Fausta Speranza – Città del Vaticano

“A nome di tutti i vescovi dell’Unione Europea, condivido il dramma e la tristezza della popolazione di Beirut a seguito delle orribili e mortali esplosioni avvenute   nel porto della capitale del Libano”. Sono parole espresse dal cardinale Jean-Claude Hollerich, arcivescovo di Lussemburgo e presidente della Comece, Commissione degli episcopati dell’Ue, con un comunicato dopo la tragedia delle esplosioni a Beirut, assicurando “le più sentite condoglianze alle famiglie delle vittime e a tutti coloro che hanno perso i propri cari: amici, vicini, colleghi”, elevando “preghiere per le anime dei defunti e per la pronta guarigione dei feriti”.Condividendo le parole di Papa Francesco, i vescovi europei pregano per il Libano “affinché, attraverso la dedizione di tutte le sue componenti sociali, politiche e religiose, possa affrontare questo momento estremamente tragico e doloroso”.

R. – Il Libano è il nostro vicino. Ci sono tanti cristiani, tanti musulmani che vogliono vivere in pace in questo Paese, un Paese che è stato molto prospero e ora è diventato molto povero: la gente ha tante sofferenze … Non dobbiamo dimenticare che il Libano ha accolto tanti profughi, che anche nella Chiesa in Europa ci sono libanesi, così come nei nostri Paesi. Ad esempio, a Cipro, la Chiesa cattolica di Cipro è la Chiesa maronita: sono persone venute dal Libano. Quindi, in un certo senso, fanno parte dell’Europa e noi nelle nostre preghiere, nell’aiuto concreto non dobbiamo dimenticare il Libano.

Eminenza, qual era l’impegno delle Chiese europee anche prima di questa tragedia?

R. – Naturalmente, nella Comece lavoriamo per la pace e lavoriamo anche per le relazioni tra l’Unione Europea e il Libano; ma per quanto riguarda il denaro, l’aiuto concreto è ogni Chiesa nazionale che dà il suo contributo. E sappiamo che ci sono tante Chiese in Europa che sono molto generose.

E’ importante anche un appello alla comunità internazionale a non dimenticare il Libano? Questo piccolo Paese che negli ultimi 30 anni è stato baluardo di pace e di convivenza, sembra un po’ dimenticato, a parte questa tragedia …

R. – Sì, e anche dal punto di vista politico, della sicurezza.
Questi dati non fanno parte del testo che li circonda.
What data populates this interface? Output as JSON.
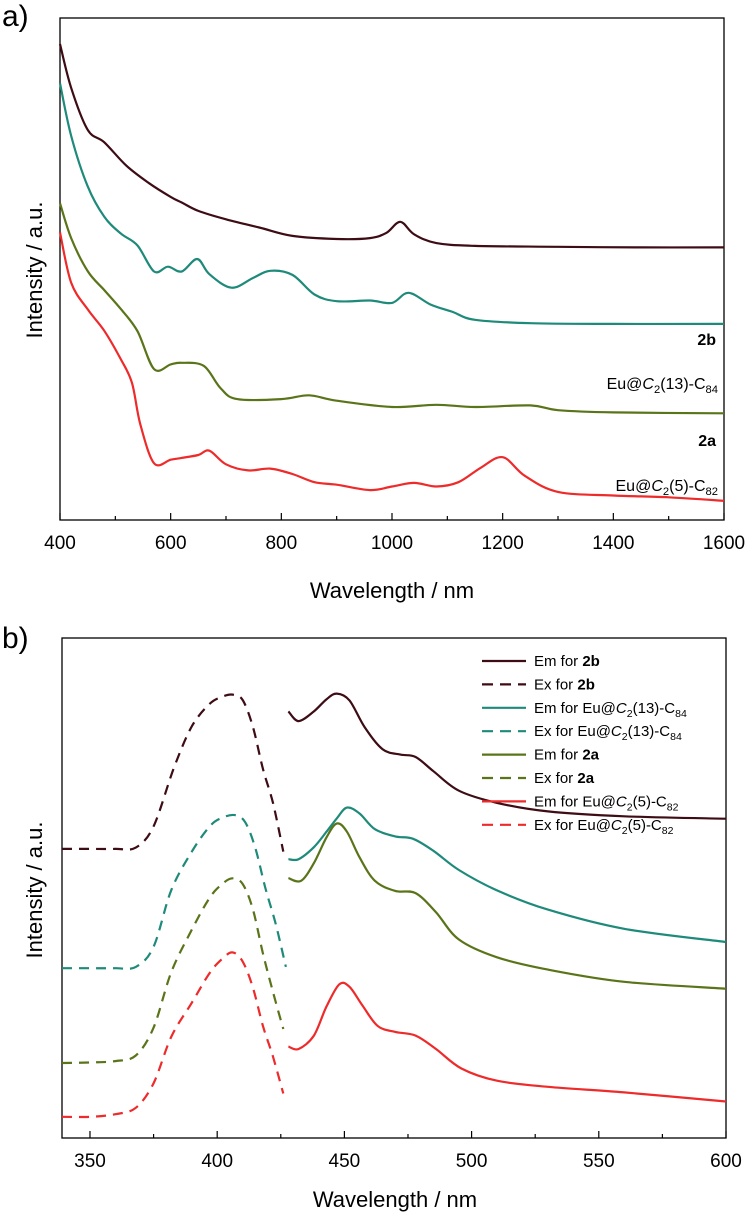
{
  "chart_data": [
    {
      "panel": "a)",
      "type": "line",
      "xlabel": "Wavelength / nm",
      "ylabel": "Intensity / a.u.",
      "xlim": [
        400,
        1600
      ],
      "ylim": [
        0,
        10
      ],
      "xticks": [
        "400",
        "600",
        "800",
        "1000",
        "1200",
        "1400",
        "1600"
      ],
      "series": [
        {
          "name": "2b",
          "color": "#3d0c14",
          "labelParts": [
            {
              "t": "2b",
              "s": "b"
            }
          ],
          "x": [
            400,
            420,
            450,
            480,
            520,
            560,
            600,
            620,
            650,
            700,
            760,
            820,
            900,
            960,
            990,
            1015,
            1040,
            1080,
            1150,
            1300,
            1450,
            1600
          ],
          "y": [
            10,
            8.6,
            7.25,
            6.85,
            6.1,
            5.55,
            5.1,
            4.92,
            4.65,
            4.38,
            4.12,
            3.85,
            3.75,
            3.78,
            3.95,
            4.3,
            3.9,
            3.62,
            3.53,
            3.5,
            3.48,
            3.48
          ]
        },
        {
          "name": "Eu@C2(13)-C84",
          "color": "#1e8a7a",
          "labelParts": [
            {
              "t": "Eu@",
              "s": ""
            },
            {
              "t": "C",
              "s": "i"
            },
            {
              "t": "2",
              "s": "sub"
            },
            {
              "t": "(13)-C",
              "s": ""
            },
            {
              "t": "84",
              "s": "sub"
            }
          ],
          "x": [
            400,
            420,
            450,
            480,
            510,
            540,
            570,
            595,
            620,
            648,
            670,
            710,
            750,
            780,
            820,
            860,
            900,
            960,
            1000,
            1030,
            1070,
            1110,
            1150,
            1250,
            1400,
            1600
          ],
          "y": [
            9.55,
            8.0,
            6.5,
            5.6,
            5.1,
            4.75,
            3.98,
            4.12,
            3.98,
            4.35,
            3.9,
            3.5,
            3.8,
            4.0,
            3.88,
            3.3,
            3.1,
            3.12,
            3.05,
            3.35,
            3.0,
            2.78,
            2.55,
            2.45,
            2.43,
            2.43
          ]
        },
        {
          "name": "2a",
          "color": "#5a7419",
          "labelParts": [
            {
              "t": "2a",
              "s": "b"
            }
          ],
          "x": [
            400,
            420,
            450,
            480,
            510,
            540,
            570,
            600,
            620,
            660,
            690,
            720,
            800,
            850,
            900,
            1000,
            1080,
            1150,
            1250,
            1300,
            1400,
            1600
          ],
          "y": [
            8.0,
            6.9,
            5.85,
            5.25,
            4.65,
            3.95,
            2.75,
            2.9,
            2.95,
            2.85,
            2.15,
            1.8,
            1.8,
            1.92,
            1.75,
            1.55,
            1.62,
            1.55,
            1.6,
            1.45,
            1.38,
            1.35
          ]
        },
        {
          "name": "Eu@C2(5)-C82",
          "color": "#ee2a2a",
          "labelParts": [
            {
              "t": "Eu@",
              "s": ""
            },
            {
              "t": "C",
              "s": "i"
            },
            {
              "t": "2",
              "s": "sub"
            },
            {
              "t": "(5)-C",
              "s": ""
            },
            {
              "t": "82",
              "s": "sub"
            }
          ],
          "x": [
            400,
            420,
            450,
            480,
            510,
            530,
            545,
            570,
            600,
            620,
            650,
            670,
            700,
            740,
            780,
            820,
            860,
            900,
            960,
            1000,
            1040,
            1080,
            1120,
            1160,
            1200,
            1240,
            1300,
            1400,
            1500,
            1600
          ],
          "y": [
            7.7,
            6.3,
            5.55,
            4.95,
            4.15,
            3.5,
            2.35,
            1.25,
            1.35,
            1.4,
            1.48,
            1.6,
            1.22,
            1.05,
            1.1,
            0.95,
            0.72,
            0.65,
            0.5,
            0.6,
            0.7,
            0.6,
            0.72,
            1.12,
            1.42,
            0.9,
            0.45,
            0.35,
            0.3,
            0.2
          ]
        }
      ]
    },
    {
      "panel": "b)",
      "type": "line",
      "xlabel": "Wavelength / nm",
      "ylabel": "Intensity / a.u.",
      "xlim": [
        339,
        600
      ],
      "ylim": [
        0,
        10
      ],
      "xticks": [
        "350",
        "400",
        "450",
        "500",
        "550",
        "600"
      ],
      "legend": "top-right",
      "series": [
        {
          "name": "Em for 2b",
          "color": "#3d0c14",
          "dash": false,
          "labelParts": [
            {
              "t": "Em for ",
              "s": ""
            },
            {
              "t": "2b",
              "s": "b"
            }
          ],
          "x": [
            428,
            432,
            438,
            443,
            447,
            452,
            458,
            465,
            472,
            478,
            485,
            495,
            510,
            530,
            560,
            600
          ],
          "y": [
            8.55,
            8.15,
            8.55,
            9.05,
            9.28,
            9.0,
            7.9,
            7.0,
            6.78,
            6.68,
            6.1,
            5.3,
            4.8,
            4.45,
            4.25,
            4.15
          ]
        },
        {
          "name": "Ex for 2b",
          "color": "#3d0c14",
          "dash": true,
          "labelParts": [
            {
              "t": "Ex for ",
              "s": ""
            },
            {
              "t": "2b",
              "s": "b"
            }
          ],
          "x": [
            339,
            350,
            360,
            368,
            375,
            383,
            390,
            397,
            402,
            406,
            410,
            414,
            418,
            422,
            426
          ],
          "y": [
            3.5,
            3.5,
            3.5,
            3.55,
            4.35,
            6.55,
            8.1,
            8.95,
            9.22,
            9.3,
            9.1,
            8.1,
            6.5,
            5.2,
            3.4
          ]
        },
        {
          "name": "Em for Eu@C2(13)-C84",
          "color": "#1e8a7a",
          "dash": false,
          "labelParts": [
            {
              "t": "Em for Eu@",
              "s": ""
            },
            {
              "t": "C",
              "s": "i"
            },
            {
              "t": "2",
              "s": "sub"
            },
            {
              "t": "(13)-C",
              "s": ""
            },
            {
              "t": "84",
              "s": "sub"
            }
          ],
          "x": [
            428,
            432,
            438,
            443,
            447,
            451,
            456,
            462,
            470,
            477,
            485,
            495,
            510,
            530,
            560,
            600
          ],
          "y": [
            5.95,
            5.95,
            6.45,
            7.1,
            7.65,
            8.1,
            7.85,
            7.2,
            6.9,
            6.8,
            6.3,
            5.5,
            4.65,
            3.85,
            3.05,
            2.5
          ]
        },
        {
          "name": "Ex for Eu@C2(13)-C84",
          "color": "#1e8a7a",
          "dash": true,
          "labelParts": [
            {
              "t": "Ex for Eu@",
              "s": ""
            },
            {
              "t": "C",
              "s": "i"
            },
            {
              "t": "2",
              "s": "sub"
            },
            {
              "t": "(13)-C",
              "s": ""
            },
            {
              "t": "84",
              "s": "sub"
            }
          ],
          "x": [
            339,
            350,
            360,
            368,
            375,
            382,
            390,
            397,
            402,
            407,
            411,
            415,
            419,
            423,
            427
          ],
          "y": [
            1.85,
            1.85,
            1.85,
            1.9,
            2.7,
            4.95,
            6.45,
            7.45,
            7.8,
            7.9,
            7.62,
            6.6,
            5.0,
            3.6,
            1.9
          ]
        },
        {
          "name": "Em for 2a",
          "color": "#5a7419",
          "dash": false,
          "labelParts": [
            {
              "t": "Em for ",
              "s": ""
            },
            {
              "t": "2a",
              "s": "b"
            }
          ],
          "x": [
            428,
            433,
            438,
            443,
            447,
            451,
            456,
            462,
            470,
            478,
            486,
            495,
            510,
            530,
            560,
            600
          ],
          "y": [
            6.15,
            6.05,
            6.7,
            7.65,
            8.15,
            7.85,
            6.9,
            6.05,
            5.68,
            5.6,
            4.9,
            3.9,
            3.25,
            2.8,
            2.35,
            2.1
          ]
        },
        {
          "name": "Ex for 2a",
          "color": "#5a7419",
          "dash": true,
          "labelParts": [
            {
              "t": "Ex for ",
              "s": ""
            },
            {
              "t": "2a",
              "s": "b"
            }
          ],
          "x": [
            339,
            350,
            360,
            368,
            375,
            382,
            390,
            397,
            402,
            406,
            410,
            414,
            418,
            422,
            426
          ],
          "y": [
            0.68,
            0.7,
            0.75,
            0.95,
            1.95,
            3.95,
            5.45,
            6.6,
            7.1,
            7.3,
            7.1,
            6.2,
            4.6,
            3.2,
            1.9
          ]
        },
        {
          "name": "Em for Eu@C2(5)-C82",
          "color": "#ee2a2a",
          "dash": false,
          "labelParts": [
            {
              "t": "Em for Eu@",
              "s": ""
            },
            {
              "t": "C",
              "s": "i"
            },
            {
              "t": "2",
              "s": "sub"
            },
            {
              "t": "(5)-C",
              "s": ""
            },
            {
              "t": "82",
              "s": "sub"
            }
          ],
          "x": [
            428,
            432,
            438,
            443,
            448,
            452,
            457,
            463,
            470,
            478,
            486,
            496,
            510,
            530,
            560,
            600
          ],
          "y": [
            2.6,
            2.5,
            3.05,
            4.25,
            5.15,
            5.05,
            4.3,
            3.45,
            3.2,
            3.05,
            2.5,
            1.7,
            1.2,
            0.95,
            0.72,
            0.35
          ]
        },
        {
          "name": "Ex for Eu@C2(5)-C82",
          "color": "#ee2a2a",
          "dash": true,
          "labelParts": [
            {
              "t": "Ex for Eu@",
              "s": ""
            },
            {
              "t": "C",
              "s": "i"
            },
            {
              "t": "2",
              "s": "sub"
            },
            {
              "t": "(5)-C",
              "s": ""
            },
            {
              "t": "82",
              "s": "sub"
            }
          ],
          "x": [
            339,
            350,
            360,
            368,
            375,
            382,
            390,
            397,
            402,
            406,
            410,
            414,
            418,
            422,
            426
          ],
          "y": [
            0.2,
            0.2,
            0.3,
            0.55,
            1.5,
            3.3,
            4.6,
            5.75,
            6.3,
            6.55,
            6.2,
            5.2,
            3.7,
            2.5,
            1.1
          ]
        }
      ]
    }
  ]
}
Penso che il Libano sia importante per l’Unione Europea, che ha tutto l’interesse ad avere un Libano stabile, stabile dal punto di vista politico e dal punto di vista economico. Dunque, penso che i politici, anche dell’Europa, debbano reagire perché è nell’interesse dei popoli europei che il Libano sia aiutato. Ma noi come cristiani dobbiamo fare di più: non dobbiamo agire per il solo nostro interesse, ma dobbiamo agire con solidarietà e con amore, con carità.

Sembra non sia stato un atto voluto, ma un incidente: un incidente, comunque, dove c’era un deposito con una quantità spropositata di composto chimico utile per l’agricoltura, ma anche per creare esplosivi. In ogni caso, è anche una tragedia ambientale: torna l’appello del Papa a un’attenzione agli equilibri tra uomo e natura…
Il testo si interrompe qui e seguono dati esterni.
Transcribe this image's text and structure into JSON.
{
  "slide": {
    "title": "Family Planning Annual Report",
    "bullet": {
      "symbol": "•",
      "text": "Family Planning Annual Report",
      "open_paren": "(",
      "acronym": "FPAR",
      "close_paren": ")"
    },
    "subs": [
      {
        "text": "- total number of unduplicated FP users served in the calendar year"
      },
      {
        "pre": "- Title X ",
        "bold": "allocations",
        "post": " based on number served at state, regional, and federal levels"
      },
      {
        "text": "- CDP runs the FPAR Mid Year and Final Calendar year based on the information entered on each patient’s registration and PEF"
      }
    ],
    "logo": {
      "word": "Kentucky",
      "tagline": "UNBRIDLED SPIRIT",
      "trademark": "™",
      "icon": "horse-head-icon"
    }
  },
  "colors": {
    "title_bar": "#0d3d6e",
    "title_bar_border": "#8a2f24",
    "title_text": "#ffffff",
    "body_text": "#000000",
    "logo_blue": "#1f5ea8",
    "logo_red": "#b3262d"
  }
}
R. – E’ tanto importante: noi non abbiamo ancora capito questo appello così importante.  Vediamo che il riscaldamento della nostra Terra è più veloce di quello che abbiamo pensato. Vediamo che ci sono incendi in Amazzonia: il 19% in più rispetto all’anno scorso, se non sbaglio. Questo significa che dobbiamo agire, e vuol dire anche che noi dobbiamo cambiare il nostro modo di vivere. E’ molto importante, perché noi abbiamo una responsabilità nei riguardi di questa Terra, abbiamo una responsabilità nei riguardi delle generazioni future. E si capisce che, dove non c’è più stabilità politica, dove ci sono tanti interessi diversi, come accade attualmente in Libano, la situazione diventa molto pericolosa. Sappiamo che sono tanti i Paesi che si trovano in  situazioni analoghe, dunque bisogna agire a livello internazionale, per garantire che in Paesi a rischio non si verifichino incidenti di questo tipo.